Key concepts

To generate an isochrone, provide the API with an origin, a travel mode such as driving, cycling, or walking, and a time limit. You can also adjust the routing preferences and the visual appearance of the resulting polygon.

Time horizon

The primary constraint you provide to the service is the travel_duration. This defines the time horizon for the calculation.

  • Maximum duration: The API supports a maximum travel time of 3600 seconds (1 hour) for the DRIVE mode, and 7200 seconds (2 hours) for the WALK and BICYCLE modes.
  • Performance: Calculation time scales with the duration requested and the travel mode selected. A one-hour driving isochrone covers a significantly larger geographic area and road network than a one-hour walking isochrone, which results in higher latency for the driving request.

Origin points and road snapping

You can specify the starting point for the isochrone in two ways:

  • Coordinates: A latitude and longitude pair (location).
  • Place IDs: A unique identifier for a specific place on Google Maps (place). When you provide a place ID, the service uses the centroid of that place as the origin point. Note that the API expects the resource name format, such as places/ChIJ.... For more information on place IDs, see Place IDs.

Regardless of the input method, the API does not calculate travel times from the exact physical point if that point is not on a road, such as inside a park or a building. To handle this situation, the service uses road snapping. Road snapping has the following features:

  • Smart snapping: The service attempts to snap your origin point to the nearest traversable road segment.
  • Mode awareness: The snapping logic considers your travel_mode. If you request DRIVE, the API ignores pedestrian-only pathways and looks for the nearest drivable street. If you request WALK, the API prioritizes walkable paths and sidewalks.
  • Failure cases: If the API cannot find a suitable road segment within approximately 100 meters of your origin point, the API returns a 404 NOT_FOUND error. This usually indicates that the point is too far from the road network or in an area where the map data does not support the requested travel mode.

Traffic awareness

Control how traffic data influences the generated polygon with the routing_preference parameter:

  • TRAFFIC_UNAWARE (Default): Uses speed limits and road hierarchy to generate the isochrone polygon. This produces a deterministic shape that does not fluctuate based on the time of day. This parameter is ideal for general analysis or baseline scenario planning.
  • TRAFFIC_AWARE: Calculates isochrones using live or predictive traffic conditions at the time of the request, causing the reachable area to shrink during congestion and expand during off-peak hours.

Smoothing and fidelity

You can customize the appearance and precision of the output polygons using the polygon_fidelity and enable_smoothing parameters. While these options are independent, they work together to determine the final shape.

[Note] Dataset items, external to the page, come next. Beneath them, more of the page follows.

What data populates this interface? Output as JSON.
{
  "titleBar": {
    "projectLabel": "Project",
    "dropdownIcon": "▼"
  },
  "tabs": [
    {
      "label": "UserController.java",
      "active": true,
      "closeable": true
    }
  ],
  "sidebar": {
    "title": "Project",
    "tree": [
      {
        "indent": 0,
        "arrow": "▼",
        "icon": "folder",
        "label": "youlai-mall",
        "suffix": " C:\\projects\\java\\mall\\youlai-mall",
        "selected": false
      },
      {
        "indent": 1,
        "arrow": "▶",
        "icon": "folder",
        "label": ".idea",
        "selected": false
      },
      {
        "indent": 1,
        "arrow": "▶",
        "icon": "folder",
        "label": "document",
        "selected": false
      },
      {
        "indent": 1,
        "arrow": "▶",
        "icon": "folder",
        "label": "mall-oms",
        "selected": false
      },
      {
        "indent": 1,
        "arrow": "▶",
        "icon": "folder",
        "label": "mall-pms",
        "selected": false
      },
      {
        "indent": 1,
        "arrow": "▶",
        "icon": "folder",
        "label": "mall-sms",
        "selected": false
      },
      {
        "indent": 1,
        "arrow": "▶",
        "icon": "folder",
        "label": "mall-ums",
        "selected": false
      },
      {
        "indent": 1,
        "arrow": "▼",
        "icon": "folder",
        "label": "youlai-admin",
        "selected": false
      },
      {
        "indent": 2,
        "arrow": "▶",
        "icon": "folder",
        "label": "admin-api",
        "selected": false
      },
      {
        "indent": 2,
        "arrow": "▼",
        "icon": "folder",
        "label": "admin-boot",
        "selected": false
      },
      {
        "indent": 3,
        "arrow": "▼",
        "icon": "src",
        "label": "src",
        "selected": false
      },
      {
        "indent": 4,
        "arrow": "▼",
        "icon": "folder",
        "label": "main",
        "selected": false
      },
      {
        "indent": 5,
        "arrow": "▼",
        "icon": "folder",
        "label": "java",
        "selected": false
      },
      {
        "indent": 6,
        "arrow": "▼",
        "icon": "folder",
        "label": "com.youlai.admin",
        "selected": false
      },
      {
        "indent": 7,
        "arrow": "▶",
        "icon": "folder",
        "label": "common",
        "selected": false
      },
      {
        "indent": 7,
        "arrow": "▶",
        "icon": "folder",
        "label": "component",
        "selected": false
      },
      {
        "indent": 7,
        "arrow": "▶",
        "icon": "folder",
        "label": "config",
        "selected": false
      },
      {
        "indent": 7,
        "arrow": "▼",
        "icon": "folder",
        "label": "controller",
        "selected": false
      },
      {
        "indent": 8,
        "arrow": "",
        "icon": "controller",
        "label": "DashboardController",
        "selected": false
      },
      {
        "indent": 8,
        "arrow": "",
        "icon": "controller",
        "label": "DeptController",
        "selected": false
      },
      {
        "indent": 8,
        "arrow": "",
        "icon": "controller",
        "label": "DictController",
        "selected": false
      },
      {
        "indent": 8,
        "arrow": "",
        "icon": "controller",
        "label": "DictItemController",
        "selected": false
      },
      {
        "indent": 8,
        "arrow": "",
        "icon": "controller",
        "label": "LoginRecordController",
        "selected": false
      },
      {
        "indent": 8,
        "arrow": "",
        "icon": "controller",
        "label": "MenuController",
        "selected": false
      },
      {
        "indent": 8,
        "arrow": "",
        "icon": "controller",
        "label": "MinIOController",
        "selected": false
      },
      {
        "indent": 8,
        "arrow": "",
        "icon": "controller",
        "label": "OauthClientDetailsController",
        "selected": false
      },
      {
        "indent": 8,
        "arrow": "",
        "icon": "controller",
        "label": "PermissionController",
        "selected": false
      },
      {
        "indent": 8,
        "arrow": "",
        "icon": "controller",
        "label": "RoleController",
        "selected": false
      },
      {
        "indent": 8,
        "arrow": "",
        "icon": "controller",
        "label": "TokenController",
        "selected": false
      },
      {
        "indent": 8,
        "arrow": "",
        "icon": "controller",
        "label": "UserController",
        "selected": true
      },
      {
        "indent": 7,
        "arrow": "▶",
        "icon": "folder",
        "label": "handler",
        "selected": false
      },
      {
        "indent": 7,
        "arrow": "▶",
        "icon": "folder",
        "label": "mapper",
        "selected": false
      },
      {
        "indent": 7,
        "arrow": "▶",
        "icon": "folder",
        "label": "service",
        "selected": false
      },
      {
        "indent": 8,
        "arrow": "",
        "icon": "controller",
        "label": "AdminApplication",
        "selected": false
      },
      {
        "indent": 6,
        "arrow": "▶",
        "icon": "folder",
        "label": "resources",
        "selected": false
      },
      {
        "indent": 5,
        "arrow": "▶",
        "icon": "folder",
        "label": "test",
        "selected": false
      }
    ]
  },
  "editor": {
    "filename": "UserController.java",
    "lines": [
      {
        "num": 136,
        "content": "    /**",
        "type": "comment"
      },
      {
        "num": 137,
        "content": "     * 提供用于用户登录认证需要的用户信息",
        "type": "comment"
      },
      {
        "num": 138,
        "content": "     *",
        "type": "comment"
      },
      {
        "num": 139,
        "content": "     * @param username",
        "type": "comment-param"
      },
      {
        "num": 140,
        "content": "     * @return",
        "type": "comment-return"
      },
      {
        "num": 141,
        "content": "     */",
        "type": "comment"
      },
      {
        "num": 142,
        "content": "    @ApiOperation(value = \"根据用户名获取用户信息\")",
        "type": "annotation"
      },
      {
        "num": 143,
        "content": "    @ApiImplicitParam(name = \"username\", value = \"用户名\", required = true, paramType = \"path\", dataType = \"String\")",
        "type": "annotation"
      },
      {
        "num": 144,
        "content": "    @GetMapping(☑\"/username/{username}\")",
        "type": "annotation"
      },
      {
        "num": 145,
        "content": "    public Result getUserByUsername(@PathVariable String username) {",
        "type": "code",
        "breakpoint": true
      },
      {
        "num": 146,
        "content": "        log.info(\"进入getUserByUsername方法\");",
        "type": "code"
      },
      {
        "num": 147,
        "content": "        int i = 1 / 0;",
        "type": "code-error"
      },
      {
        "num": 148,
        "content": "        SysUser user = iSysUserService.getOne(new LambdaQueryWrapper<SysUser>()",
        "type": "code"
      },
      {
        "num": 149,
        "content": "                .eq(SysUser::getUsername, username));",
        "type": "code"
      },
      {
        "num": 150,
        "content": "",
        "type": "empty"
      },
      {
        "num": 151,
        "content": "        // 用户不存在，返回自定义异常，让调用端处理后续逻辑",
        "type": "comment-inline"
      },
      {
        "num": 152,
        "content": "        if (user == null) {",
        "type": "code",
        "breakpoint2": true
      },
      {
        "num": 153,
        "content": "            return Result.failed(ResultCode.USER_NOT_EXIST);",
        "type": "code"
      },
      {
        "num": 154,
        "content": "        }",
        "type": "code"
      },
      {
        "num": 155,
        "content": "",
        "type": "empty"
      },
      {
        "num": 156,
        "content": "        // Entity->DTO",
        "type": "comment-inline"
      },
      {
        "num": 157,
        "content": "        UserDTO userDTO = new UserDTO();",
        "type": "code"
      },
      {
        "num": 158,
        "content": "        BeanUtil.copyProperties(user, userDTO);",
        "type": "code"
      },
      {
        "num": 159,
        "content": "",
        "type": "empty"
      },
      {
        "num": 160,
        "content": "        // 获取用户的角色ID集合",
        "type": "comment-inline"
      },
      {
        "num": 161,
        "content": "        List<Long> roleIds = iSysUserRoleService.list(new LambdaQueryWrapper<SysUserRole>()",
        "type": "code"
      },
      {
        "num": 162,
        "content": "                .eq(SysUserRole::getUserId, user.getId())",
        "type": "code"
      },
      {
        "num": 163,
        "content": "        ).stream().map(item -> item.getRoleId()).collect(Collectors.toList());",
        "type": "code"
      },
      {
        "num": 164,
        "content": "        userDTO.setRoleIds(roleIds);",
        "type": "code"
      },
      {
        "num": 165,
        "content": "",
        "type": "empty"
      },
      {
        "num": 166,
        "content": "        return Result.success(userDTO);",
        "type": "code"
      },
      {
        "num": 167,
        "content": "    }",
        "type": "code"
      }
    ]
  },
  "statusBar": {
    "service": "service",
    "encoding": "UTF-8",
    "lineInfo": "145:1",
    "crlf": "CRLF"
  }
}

  • polygon_fidelity: Controls the size of the underlying grid cells used to calculate the reachable area.

    • LOW: Uses larger grid cells. Best for covering large areas without gaps, resulting in a generalized shape.
    • MEDIUM: Balanced precision.
    • HIGH: Uses smaller grid cells. Results in a tighter fit to the road network, but can produce empty areas or holes if the road network is sparse.
    • POLYGON_FIDELITY_UNSPECIFIED: If unspecified, the service dynamically selects the fidelity based on the requested travel duration.
      High, medium, and low polygon fidelity
      High, medium, and low polygon fidelity
  • enable_smoothing: Controls whether the sharp edges of the grid cells defined by the fidelity are rounded off.

    • false (Raw): The default. Returns the exact geometric calculation. Edges appear jagged or stepped. Best for analytical accuracy, such as strict point-in-polygon tests. Lower latency than smoothed.
    • true (Smoothed): Applies a post-processing algorithm to round off the corners. Best for visual display on maps.